A romantic opium addict and dreamer
Thomas DeQuincey he was the most productive of procrastinators, which is the word for people who tend to put off until tomorrow what they can do today. The first edition of his complete works exceeded twenty volumes, but after his death dozens of lost newspaper articles continued to appear, as if he had continued to write from beyond the grave. It all had its beginning, however, in 1821, when he anonymously published some memoirs about his addiction to laudanum and the following year –days more, days less two centuries ago, in 1822– he signed them, already as a book. In times of extreme romanticism, Confessions of an English Opium Eater made him a rare celebrity.

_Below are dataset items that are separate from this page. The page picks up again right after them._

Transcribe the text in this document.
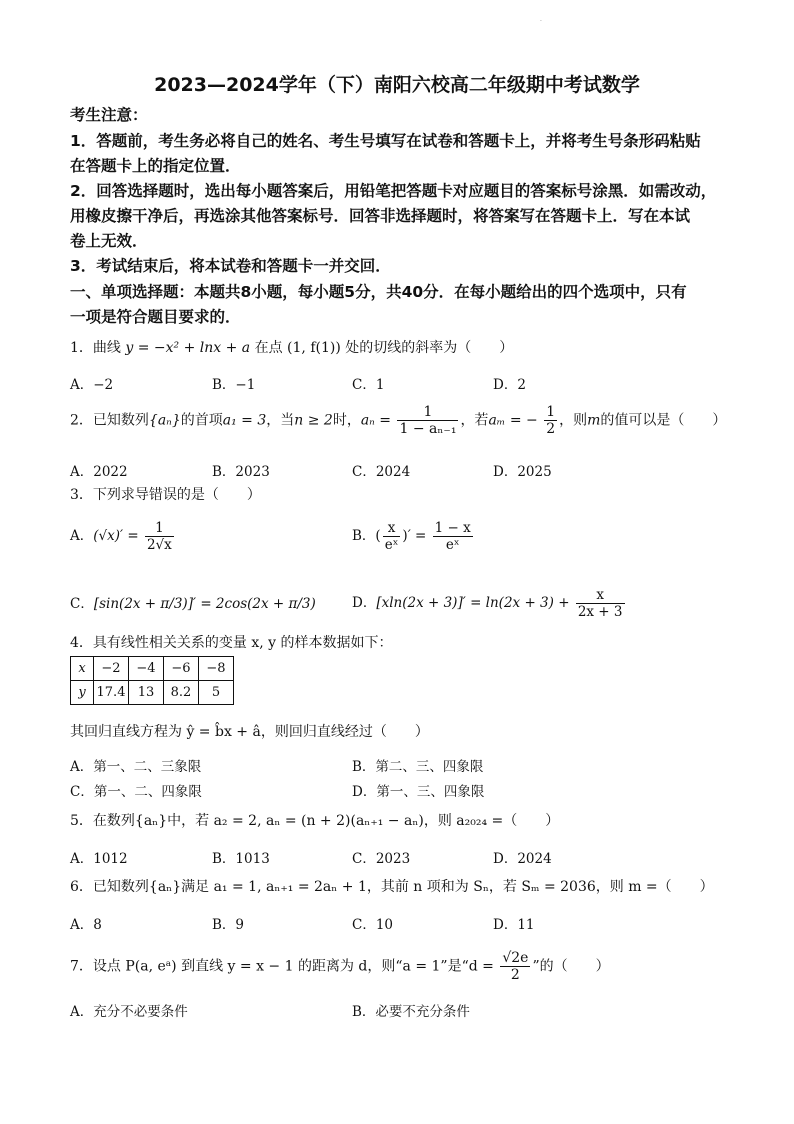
·
2023—2024学年（下）南阳六校高二年级期中考试数学
考生注意：
1．答题前，考生务必将自己的姓名、考生号填写在试卷和答题卡上，并将考生号条形码粘贴
在答题卡上的指定位置．
2．回答选择题时，选出每小题答案后，用铅笔把答题卡对应题目的答案标号涂黑．如需改动，
用橡皮擦干净后，再选涂其他答案标号．回答非选择题时，将答案写在答题卡上．写在本试
卷上无效．
3．考试结束后，将本试卷和答题卡一并交回．
一、单项选择题：本题共8小题，每小题5分，共40分．在每小题给出的四个选项中，只有
一项是符合题目要求的．
1．曲线 y = −x² + lnx + a 在点 (1, f(1)) 处的切线的斜率为（　　）
A．−2	B．−1	C．1	D．2
2．已知数列{aₙ}的首项a₁ = 3，当n ≥ 2时，$a_n = \frac{1}{\text{1 − aₙ₋₁}}$ ，若aₘ = − $\frac{1}{2}$ ，则m的值可以是（　　）
A．2022	B．2023	C．2024	D．2025
3．下列求导错误的是（　　）
A．$(√x)' = \frac{1}{2√x}$	B．( $\frac{x}{\text{eˣ}}$ )′ = $\frac{1 - x}{\text{eˣ}}$
C．[sin(2x + π/3)]′ = 2cos(2x + π/3)	D．$[xln(2x + 3)]' = \ln(2x + 3) + \frac{x}{2x + 3}$
4．具有线性相关关系的变量 x, y 的样本数据如下：
x	−2	−4	−6	−8
y	17.4	13	8.2	5
其回归直线方程为 ŷ = b̂x + â，则回归直线经过（　　）
A．第一、二、三象限	B．第二、三、四象限
C．第一、二、四象限	D．第一、三、四象限
5．在数列{aₙ}中，若 a₂ = 2, aₙ = (n + 2)(aₙ₊₁ − aₙ)，则 a₂₀₂₄ =（　　）
A．1012	B．1013	C．2023	D．2024
6．已知数列{aₙ}满足 a₁ = 1, aₙ₊₁ = 2aₙ + 1，其前 n 项和为 Sₙ，若 Sₘ = 2036，则 m =（　　）
A．8	B．9	C．10	D．11
7．设点 P(a, eᵃ) 到直线 y = x − 1 的距离为 d，则“a = 1”是“$d = \frac{√2e}{2}$ ”的（　　）
A．充分不必要条件	B．必要不充分条件
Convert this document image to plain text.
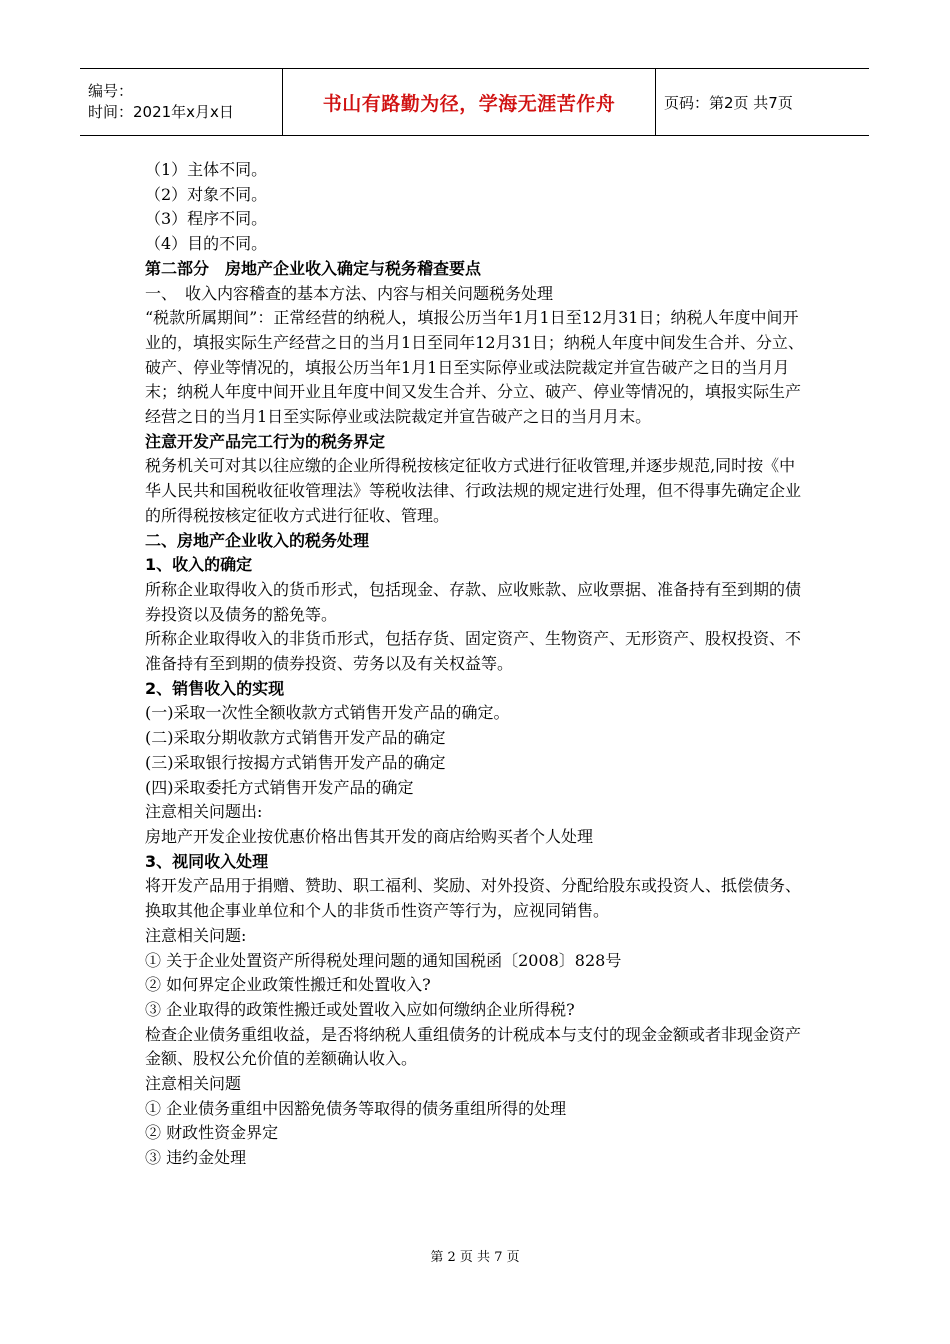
编号：
时间：2021年x月x日	书山有路勤为径，学海无涯苦作舟	页码：第2页 共7页

（1）主体不同。

（2）对象不同。

（3）程序不同。

（4）目的不同。

第二部分　房地产企业收入确定与税务稽查要点

一、　收入内容稽查的基本方法、内容与相关问题税务处理

“税款所属期间”：正常经营的纳税人，填报公历当年1月1日至12月31日；纳税人年度中间开业的，填报实际生产经营之日的当月1日至同年12月31日；纳税人年度中间发生合并、分立、破产、停业等情况的，填报公历当年1月1日至实际停业或法院裁定并宣告破产之日的当月月末；纳税人年度中间开业且年度中间又发生合并、分立、破产、停业等情况的，填报实际生产经营之日的当月1日至实际停业或法院裁定并宣告破产之日的当月月末。

注意开发产品完工行为的税务界定

税务机关可对其以往应缴的企业所得税按核定征收方式进行征收管理,并逐步规范,同时按《中华人民共和国税收征收管理法》等税收法律、行政法规的规定进行处理，但不得事先确定企业的所得税按核定征收方式进行征收、管理。

二、房地产企业收入的税务处理

1、收入的确定

所称企业取得收入的货币形式，包括现金、存款、应收账款、应收票据、准备持有至到期的债券投资以及债务的豁免等。

所称企业取得收入的非货币形式，包括存货、固定资产、生物资产、无形资产、股权投资、不准备持有至到期的债券投资、劳务以及有关权益等。

2、销售收入的实现

(一)采取一次性全额收款方式销售开发产品的确定。

(二)采取分期收款方式销售开发产品的确定

(三)采取银行按揭方式销售开发产品的确定

(四)采取委托方式销售开发产品的确定

注意相关问题出:

房地产开发企业按优惠价格出售其开发的商店给购买者个人处理

3、视同收入处理

将开发产品用于捐赠、赞助、职工福利、奖励、对外投资、分配给股东或投资人、抵偿债务、换取其他企事业单位和个人的非货币性资产等行为，应视同销售。

注意相关问题:

① 关于企业处置资产所得税处理问题的通知国税函〔2008〕828号

② 如何界定企业政策性搬迁和处置收入?

③ 企业取得的政策性搬迁或处置收入应如何缴纳企业所得税?

检查企业债务重组收益，是否将纳税人重组债务的计税成本与支付的现金金额或者非现金资产金额、股权公允价值的差额确认收入。

注意相关问题

① 企业债务重组中因豁免债务等取得的债务重组所得的处理

② 财政性资金界定

③ 违约金处理

第 2 页 共 7 页
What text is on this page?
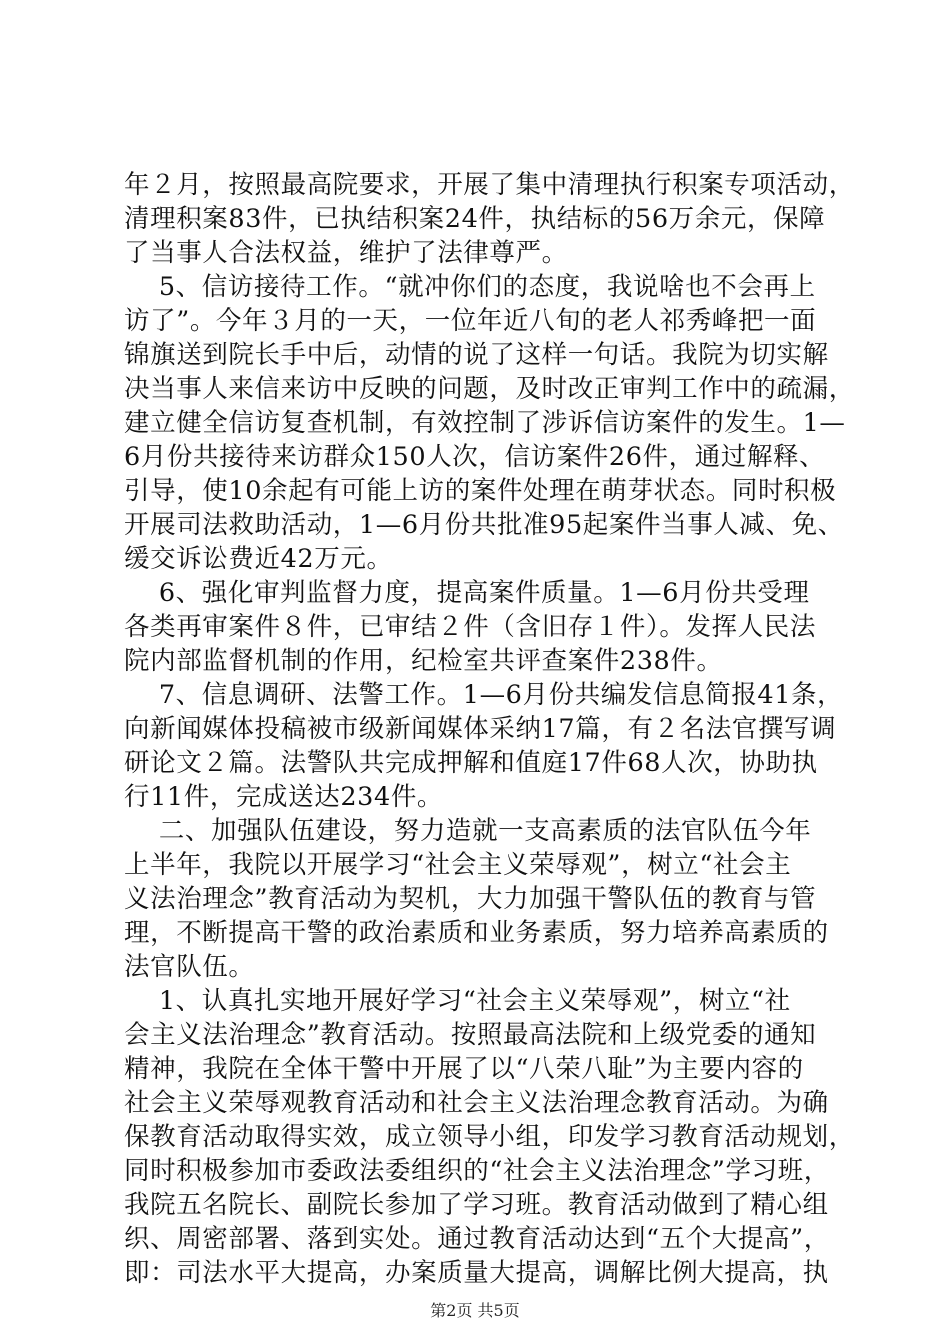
年２月，按照最高院要求，开展了集中清理执行积案专项活动，
清理积案83件，已执结积案24件，执结标的56万余元，保障
了当事人合法权益，维护了法律尊严。
5、信访接待工作。“就冲你们的态度，我说啥也不会再上
访了”。今年３月的一天，一位年近八旬的老人祁秀峰把一面
锦旗送到院长手中后，动情的说了这样一句话。我院为切实解
决当事人来信来访中反映的问题，及时改正审判工作中的疏漏，
建立健全信访复查机制，有效控制了涉诉信访案件的发生。1—
6月份共接待来访群众150人次，信访案件26件，通过解释、
引导，使10余起有可能上访的案件处理在萌芽状态。同时积极
开展司法救助活动，1—6月份共批准95起案件当事人减、免、
缓交诉讼费近42万元。
6、强化审判监督力度，提高案件质量。1—6月份共受理
各类再审案件８件，已审结２件（含旧存１件）。发挥人民法
院内部监督机制的作用，纪检室共评查案件238件。
7、信息调研、法警工作。1—6月份共编发信息简报41条，
向新闻媒体投稿被市级新闻媒体采纳17篇，有２名法官撰写调
研论文２篇。法警队共完成押解和值庭17件68人次，协助执
行11件，完成送达234件。
二、加强队伍建设，努力造就一支高素质的法官队伍今年
上半年，我院以开展学习“社会主义荣辱观”，树立“社会主
义法治理念”教育活动为契机，大力加强干警队伍的教育与管
理，不断提高干警的政治素质和业务素质，努力培养高素质的
法官队伍。
1、认真扎实地开展好学习“社会主义荣辱观”，树立“社
会主义法治理念”教育活动。按照最高法院和上级党委的通知
精神，我院在全体干警中开展了以“八荣八耻”为主要内容的
社会主义荣辱观教育活动和社会主义法治理念教育活动。为确
保教育活动取得实效，成立领导小组，印发学习教育活动规划，
同时积极参加市委政法委组织的“社会主义法治理念”学习班，
我院五名院长、副院长参加了学习班。教育活动做到了精心组
织、周密部署、落到实处。通过教育活动达到“五个大提高”，
即：司法水平大提高，办案质量大提高，调解比例大提高，执
第2页 共5页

De Quincey (1785-1859) wore his somewhat cursed aura without fanfare. There may be a dose of melancholy in it, but none of the gloom of a title like Of murder considered as one of the fine arts (which is grim, but mostly ironic). He can be considered the first of the bohemians prone to narcotic experimentalism, from Baudelaire (who plagiarized him in The artificial paradis) to the beatniks, but De Quincey is above all an artist of digression and autobiographical gesture. The first example of this personal drift is in the same Confessions of an English Opium Eater: To recount the origins of his addiction, he devotes the opening half of the book to his early years, his exceptional command of Greek, his escape from Oxford, wanderings in Wales, and subsequent wandering life in London. How did he get to “the pleasures of opium”, which would later become “the torments of opium”?: by hunger, facial neuralgia and stomach discomfort. De Quincey was not an opium smoker. He consumed it in thousands of daily drops of laudanum, where he appears diluted. He is interested in describing above all its spatial effects and its ability “to increase the dimensions of time”. He does not wallow in physical discomfort: in fact, he denies that these are the main problems derived from the consumption of the compound. The really chilling thing, he argues, is in the dreams and nightmares it produces.
In his curious way in De Quincey Freud is already rattling
He had already “tasted happiness in both solid and liquid form, both boiled and unboiled” when one day a Malay knocked on his door, in the heart of Britain. What could take an Asiatic to the English mountains, de Quincey wonders? According to his calculations, he had to go to some sea port at a good distance. The individual only asked to rest on the floor for a while. An hour later, before he left, knowing that he would meet him, the Englishman gave him some opium, which the visitor cut into three and ate in one bite. To the horror of his host, who waited for days for news of a dead Asian nearby.
True or fabled, that Malay would sneak into the hallucinated nights of the English, accompanied by brothers who launched themselves against him like furious madmen. The attention to the oneiric instance and what it communicates –the dreams he narrates are varied– is actually De Quincey’s best discovery. The theme is further developed in the later deep sigh (1845), where opium accentuates once again “the greatness that the dreams of man enclose in potential”. The combination of childhood, objects, ideas, images and feelings that crowd “in the palimpsest of the brain” make sense. Seeing the intolerable sorrows of his early years reappearing in the opium dream, causing him pain, the writer wonders about “the tunnel” that connects past and present, the one we went to with the one we are. The “phenomena that occurred in the theater of my dreams”, he writes, do nothing more than repeat childhood experiences and it is probable that others “were the plants and the fruits of the seeds sown then”. In the curious manner of him in De Quincey Freud is already rattling.